Attorney general regrets meeting with Bill Clinton

US attorney general Loretta Lynch has acknowledged that her meeting with Bill Clinton while his wife is under federal investigation "cast a shadow" on the public's perception of a case playing heavily into the presidential campaign.

Attorney general regrets meeting with Bill Clinton

US attorney general Loretta Lynch has acknowledged that her meeting with Bill Clinton while his wife is under federal investigation "cast a shadow" on the public's perception of a case playing heavily into the presidential campaign.

"I certainly wouldn't do it again," Lynch said of the meeting, which created immediate bipartisan angst and underscored the political consequences of the FBI-led probe into the former secretary of state's email.

Lynch hastened to add that she would follow the recommendations of career prosecutors on whether to file criminal charges in the case, removing herself from that decision.

Her statements were aimed at tamping down concerns that the investigation could be politically tainted or that Lynch, an Obama administration appointee, might overrule the findings of agents and prosecutors who have spent months looking into the possible mishandling of classified information on the private email server Clinton used as secretary of state.

Lynch said she understood that her private meeting with Clinton aboard her plane in Phoenix, Arizona, might be seen as compromising the neutrality of the investigation, even though she said the probe of Hillary Clinton was not discussed.

Asked what she was thinking in permitting the meeting to occur, she said: "I completely get that question, and I think it is the question of the day."

The outcome of the investigation is bound to influence the presidential campaign, whether to Clinton's benefit if she emerges unscathed or Republican rival Donald Trump in the event that she or anyone close to her winds up prosecuted.

Bill Clinton's talk with the attorney general also could reinforce suspicions that the Clintons play by different rules than anyone else and aggravate questions of trust that already hang over Hillary Clinton in the minds of some voters.

Trump tweeted that "Bill's meeting was probably initiated and demanded by Hillary," without offering evidence of that. "Does anybody really believe that meeting was just a coincidence?" he asked.
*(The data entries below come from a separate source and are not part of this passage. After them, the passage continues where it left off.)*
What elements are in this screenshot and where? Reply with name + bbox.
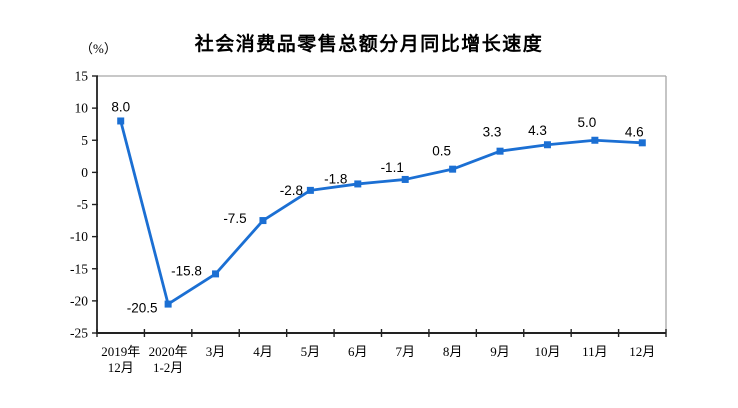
x-tick-label: 2019年 12月 [101,344,140,375]
x-tick-label: 5月 [301,344,321,359]
data-label: -15.8 [171,263,202,278]
data-marker [212,270,220,278]
y-tick-label: -5 [77,197,88,212]
data-label: 0.5 [432,144,451,159]
x-tick-label: 12月 [629,344,655,359]
data-marker [496,147,504,155]
data-marker [401,175,409,183]
x-axis-labels: 2019年 12月 2020年 1-2月 3月 4月 5月 6月 7月 8月 9月 10月 11月 12月 [101,344,655,375]
data-label: -7.5 [223,211,246,226]
data-label: 8.0 [111,99,130,114]
data-marker [543,141,551,149]
data-marker [591,136,599,144]
data-label: -1.1 [381,160,404,175]
data-marker [117,117,125,125]
data-markers [117,117,646,308]
data-label: -1.8 [324,171,347,186]
y-tick-label: 0 [81,165,88,180]
y-tick-label: -25 [70,326,88,341]
y-axis-unit-label: （%） [80,41,117,56]
y-tick-label: 15 [75,69,89,84]
data-label: -20.5 [127,301,158,316]
y-axis-ticks: 15 10 5 0 -5 -10 -15 -20 -25 [70,69,98,341]
data-label: 4.6 [625,124,644,139]
data-marker [306,186,314,194]
x-tick-label: 6月 [348,344,368,359]
data-label: 4.3 [528,123,547,138]
y-tick-label: 5 [81,133,88,148]
x-tick-label: 8月 [443,344,463,359]
data-label: 5.0 [577,115,596,130]
y-tick-label: 10 [75,101,89,116]
data-marker [354,180,362,188]
x-tick-label: 3月 [206,344,226,359]
x-tick-label: 10月 [534,344,560,359]
x-tick-label: 9月 [490,344,510,359]
data-line [119,119,644,306]
y-tick-label: -20 [70,293,88,308]
data-marker [164,300,172,308]
x-axis-ticks [96,329,667,337]
y-tick-label: -15 [70,261,88,276]
data-labels: 8.0 -20.5 -15.8 -7.5 -2.8 -1.8 -1.1 0.5 3.3 4.3 5.… [111,99,643,315]
data-marker [638,139,646,147]
plot-border [97,75,667,333]
data-marker [259,217,267,225]
data-marker [449,165,457,173]
x-tick-label: 11月 [582,344,608,359]
data-label: -2.8 [280,183,303,198]
chart-title: 社会消费品零售总额分月同比增长速度 [194,34,544,55]
x-tick-label: 7月 [395,344,415,359]
y-tick-label: -10 [70,229,88,244]
data-label: 3.3 [483,125,502,140]
x-tick-label: 4月 [253,344,273,359]
x-tick-label: 2020年 1-2月 [149,344,188,375]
The Clinton campaign declined to comment on Lynch's remarks.

Lynch said at a conference in Colorado that she had decided even before the meeting with Bill Clinton to heed the recommendations of a team of federal agents and career prosecutors who have been working on the case.

But she acknowledged that the talk with Clinton had become a "painful" episode that reinforced the need for her to cede ultimate decision-making authority to others.

The encounter was especially sensitive given the repeated efforts by Lynch and FBI director James Comey to stress that their investigation is being done independently and without regard for politics.

"This case will be resolved by the team that's been working on it from the beginning," she said, vowing to accept the findings and recommendations of a team of federal agents and career prosecutors.

Bill Clinton, like his wife's campaign, declined through spokesmen to comment on Lynch's remarks.

Lynch told reporters earlier this week that the meeting was unplanned and happened while the former president was waiting to depart on another plane. She said he walked over and boarded the attorney general's plane after she landed there.

She said Clinton talked about his grandchildren and told her he had been playing golf in Arizona. She said they discussed former attorney general Janet Reno, whom they both know.

"We basically said hello, and I congratulated him on his grandchildren as people tend to do," she said Friday.

"It really was a social meeting," she added. "He spoke to me, he spoke to my husband."